The feature debut from music video directors Dan Kwan and Daniel Scheinert (who go simply by “Daniels”), Swiss Army Man stars Paul Dano as Hank, who’s stranded on a deserted island and on the verge of suicide until Radcliffe’s dead body washes ashore and saves him with his super-powered flatulence. And then things really get weird.

You hear a lot about how audiences are sick of all the sequels out there. The reboots. The never-ending franchises. How all we want is an “original” movie. Something new. Something we haven’t already seen a hundred times. And then we all just shrug our shoulders and go see whatever the next superhero movie is.

At a time when Hollywood has becoming increasingly risk-averse, preferring “sure things” like another Bourne movie or Fast and Furious sequel to original ideas, movies like Swiss Army Man — weird little indies that are hard to pin down, let alone market – are increasingly rare. Especially in the summer, when movies are supposed to be all about spectacle. Showing us something we’ve never seen before. Although usually that just means blowing up a new city — say, London this time, instead of Chicago. Maybe even somewhere in South America, if they really want to go outside-the-box.

But Swiss Army Man actually delivers what all those other summer movies only promise. Because, trust us, you’ve definitely never seen anything like this. On its face, the movie sounds like some kind of oddball mashup of Weekend at Bernie’s and Cast Away. But in reality, the gonzo buddy movie is more like a fusion of Spike Jonze and Michel Gondry, dreamlike and surreal and packed to the brim with bizarre visuals. (Plus, we’re pretty sure Andrew McCarthy and Jonathan Silverman never shaved using Terry Kiser’s teeth in the Bernie movies.)

Much like Jonze and Gondry before them, the Daniels honed their filmmaking skills in the music video world (if you haven’t seen their video for “Turn Down for What,” uh, yeah, get on that), a medium that encourages bizarro imagery and dream logic a whole lot more than summer movie season does. And those skills are on full display in Swiss Army Man. In a montage that could easily double as an avant-garde music video, Radcliffe’s Manny quickly turns into Hank’s very own “multi-purpose tool,” acting as a portable water fountain. A scuba suit. A machine gun. Complete with real chopping action and kung-fu grip!

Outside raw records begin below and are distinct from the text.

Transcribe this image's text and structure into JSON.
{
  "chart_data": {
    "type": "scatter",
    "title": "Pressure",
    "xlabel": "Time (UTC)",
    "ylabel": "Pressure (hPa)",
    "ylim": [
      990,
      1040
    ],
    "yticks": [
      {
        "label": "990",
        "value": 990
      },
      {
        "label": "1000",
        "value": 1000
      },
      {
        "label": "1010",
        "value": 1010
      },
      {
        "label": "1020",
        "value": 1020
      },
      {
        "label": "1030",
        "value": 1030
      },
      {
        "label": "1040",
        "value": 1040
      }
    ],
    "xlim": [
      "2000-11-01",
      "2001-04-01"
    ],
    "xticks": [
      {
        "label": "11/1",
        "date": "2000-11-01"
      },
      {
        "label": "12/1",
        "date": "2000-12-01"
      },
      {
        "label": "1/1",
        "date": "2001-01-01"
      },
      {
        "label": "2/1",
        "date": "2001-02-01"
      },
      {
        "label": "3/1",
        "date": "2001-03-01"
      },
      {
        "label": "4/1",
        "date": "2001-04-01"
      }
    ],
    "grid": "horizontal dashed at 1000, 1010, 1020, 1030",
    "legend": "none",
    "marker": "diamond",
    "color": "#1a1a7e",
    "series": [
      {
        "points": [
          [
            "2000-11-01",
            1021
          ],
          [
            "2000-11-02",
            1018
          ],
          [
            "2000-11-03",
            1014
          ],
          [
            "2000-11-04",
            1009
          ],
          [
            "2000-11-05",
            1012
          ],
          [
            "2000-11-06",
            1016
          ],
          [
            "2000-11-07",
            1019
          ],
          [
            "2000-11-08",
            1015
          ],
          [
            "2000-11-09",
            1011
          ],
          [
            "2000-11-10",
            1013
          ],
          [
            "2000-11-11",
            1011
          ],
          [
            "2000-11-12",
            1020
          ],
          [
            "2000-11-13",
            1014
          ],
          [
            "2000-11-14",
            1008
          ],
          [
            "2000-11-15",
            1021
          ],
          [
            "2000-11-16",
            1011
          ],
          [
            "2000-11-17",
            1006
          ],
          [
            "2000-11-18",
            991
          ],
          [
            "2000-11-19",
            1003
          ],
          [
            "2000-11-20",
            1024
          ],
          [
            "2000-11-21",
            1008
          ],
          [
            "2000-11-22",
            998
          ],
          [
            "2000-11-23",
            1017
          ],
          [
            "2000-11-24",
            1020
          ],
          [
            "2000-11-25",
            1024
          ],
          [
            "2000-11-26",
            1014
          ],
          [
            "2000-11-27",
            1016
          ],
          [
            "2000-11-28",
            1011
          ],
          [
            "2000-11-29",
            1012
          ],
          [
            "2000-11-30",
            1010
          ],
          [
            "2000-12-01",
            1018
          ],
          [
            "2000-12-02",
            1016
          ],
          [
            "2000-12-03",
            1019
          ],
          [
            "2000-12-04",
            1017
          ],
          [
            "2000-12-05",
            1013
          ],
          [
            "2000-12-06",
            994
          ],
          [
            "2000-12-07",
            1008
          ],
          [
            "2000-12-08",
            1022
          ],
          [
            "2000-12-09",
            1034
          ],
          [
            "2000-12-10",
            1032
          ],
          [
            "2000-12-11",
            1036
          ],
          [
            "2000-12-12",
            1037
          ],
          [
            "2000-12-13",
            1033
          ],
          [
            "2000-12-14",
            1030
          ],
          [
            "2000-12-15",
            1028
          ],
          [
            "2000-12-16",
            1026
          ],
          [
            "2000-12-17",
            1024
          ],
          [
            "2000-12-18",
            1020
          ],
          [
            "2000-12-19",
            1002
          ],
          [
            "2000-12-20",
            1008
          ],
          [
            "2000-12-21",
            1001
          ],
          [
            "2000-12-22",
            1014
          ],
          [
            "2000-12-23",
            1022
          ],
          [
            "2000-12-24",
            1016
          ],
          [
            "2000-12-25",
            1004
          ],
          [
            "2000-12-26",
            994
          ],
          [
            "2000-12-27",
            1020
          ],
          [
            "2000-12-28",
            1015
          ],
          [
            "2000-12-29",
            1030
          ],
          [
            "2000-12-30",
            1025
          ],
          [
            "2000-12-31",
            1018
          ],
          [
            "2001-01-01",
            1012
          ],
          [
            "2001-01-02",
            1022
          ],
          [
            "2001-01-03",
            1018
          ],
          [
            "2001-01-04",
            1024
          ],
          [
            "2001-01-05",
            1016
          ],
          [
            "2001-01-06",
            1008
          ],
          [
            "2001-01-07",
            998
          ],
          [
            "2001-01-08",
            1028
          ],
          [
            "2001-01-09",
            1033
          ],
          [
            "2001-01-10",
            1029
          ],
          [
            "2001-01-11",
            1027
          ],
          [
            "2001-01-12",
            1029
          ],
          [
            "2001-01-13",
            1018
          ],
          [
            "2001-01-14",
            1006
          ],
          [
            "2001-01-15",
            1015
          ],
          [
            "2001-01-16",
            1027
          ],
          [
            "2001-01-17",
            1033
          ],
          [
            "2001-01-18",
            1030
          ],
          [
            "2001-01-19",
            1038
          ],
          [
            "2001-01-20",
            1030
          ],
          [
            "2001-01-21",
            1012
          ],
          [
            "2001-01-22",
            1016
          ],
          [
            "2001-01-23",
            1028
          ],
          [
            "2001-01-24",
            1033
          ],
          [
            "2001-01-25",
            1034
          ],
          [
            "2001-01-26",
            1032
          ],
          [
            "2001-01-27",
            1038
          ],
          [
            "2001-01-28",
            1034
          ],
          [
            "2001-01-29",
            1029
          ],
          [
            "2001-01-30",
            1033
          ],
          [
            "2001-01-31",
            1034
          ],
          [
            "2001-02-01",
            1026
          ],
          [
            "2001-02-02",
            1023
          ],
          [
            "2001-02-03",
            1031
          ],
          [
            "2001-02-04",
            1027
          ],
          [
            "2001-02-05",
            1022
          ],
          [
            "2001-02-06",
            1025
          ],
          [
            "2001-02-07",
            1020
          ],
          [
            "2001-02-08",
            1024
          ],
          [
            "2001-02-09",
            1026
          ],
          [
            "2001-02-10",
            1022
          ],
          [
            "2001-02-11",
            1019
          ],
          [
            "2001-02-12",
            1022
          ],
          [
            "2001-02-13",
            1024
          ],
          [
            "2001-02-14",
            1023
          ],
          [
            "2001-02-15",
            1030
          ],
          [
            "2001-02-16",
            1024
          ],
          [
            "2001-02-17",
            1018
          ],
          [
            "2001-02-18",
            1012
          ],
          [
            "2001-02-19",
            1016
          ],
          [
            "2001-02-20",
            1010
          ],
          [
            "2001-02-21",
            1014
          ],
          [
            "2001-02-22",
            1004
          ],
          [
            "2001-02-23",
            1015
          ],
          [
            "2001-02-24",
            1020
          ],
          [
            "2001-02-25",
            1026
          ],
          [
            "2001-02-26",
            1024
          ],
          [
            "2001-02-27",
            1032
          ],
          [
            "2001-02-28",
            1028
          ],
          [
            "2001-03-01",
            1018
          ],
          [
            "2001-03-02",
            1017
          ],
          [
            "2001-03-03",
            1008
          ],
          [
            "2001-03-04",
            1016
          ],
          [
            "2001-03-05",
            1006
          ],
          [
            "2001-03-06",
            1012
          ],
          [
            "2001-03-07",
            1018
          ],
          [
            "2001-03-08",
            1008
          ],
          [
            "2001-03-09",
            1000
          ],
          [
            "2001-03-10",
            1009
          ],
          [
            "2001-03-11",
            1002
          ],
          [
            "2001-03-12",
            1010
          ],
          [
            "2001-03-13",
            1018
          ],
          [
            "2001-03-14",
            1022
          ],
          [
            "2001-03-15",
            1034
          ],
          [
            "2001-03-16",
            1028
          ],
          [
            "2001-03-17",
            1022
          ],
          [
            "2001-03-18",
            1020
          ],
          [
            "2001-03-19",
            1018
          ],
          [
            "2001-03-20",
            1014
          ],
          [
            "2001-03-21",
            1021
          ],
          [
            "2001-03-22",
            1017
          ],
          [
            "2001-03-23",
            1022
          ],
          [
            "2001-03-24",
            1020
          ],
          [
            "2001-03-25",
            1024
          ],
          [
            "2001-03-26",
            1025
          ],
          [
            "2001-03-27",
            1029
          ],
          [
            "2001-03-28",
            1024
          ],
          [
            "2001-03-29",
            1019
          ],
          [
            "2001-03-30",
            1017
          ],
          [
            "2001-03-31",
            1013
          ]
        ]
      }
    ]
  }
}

But once you get past the offbeat visuals and fart jokes, there’s actually some surprisingly poignant drama in here too. About what it means to be human. About our connections with other people, both real and imagined. About all the gross and weird and, yes, magical things our bodies can do.

For all intents and purposes, Swiss Army Man is a movie that sounds like it shouldn’t work. (Case in point: the score prominently features a haunting emo cover of “Cotton Eye Joe.”) But when every other summer movie out there feels like the same thing over and over, it’s refreshing to see something so wildly and proudly different. Swiss Army Man crackles with more creativity than the rest of the movies currently in theatres combined. To be fair, not everyone will like it — after all, this is a film where “I think your penis is guiding us home,” is said with a straight face — but if you found yourself laughing and shaking your head in disbelief watching the trailer, you’ll likely do the same at the full movie.

So this holiday weekend, forget Independence Day: Resurgence or whatever half-baked blockbuster you were planning on going to for the industrial-strength AC. If you’re serious about showing Hollywood you want more originality and fewer sequels, go see the most inventive and exciting movie of the summer instead. Yes, the one where Harry Potter farts for 90+ minutes.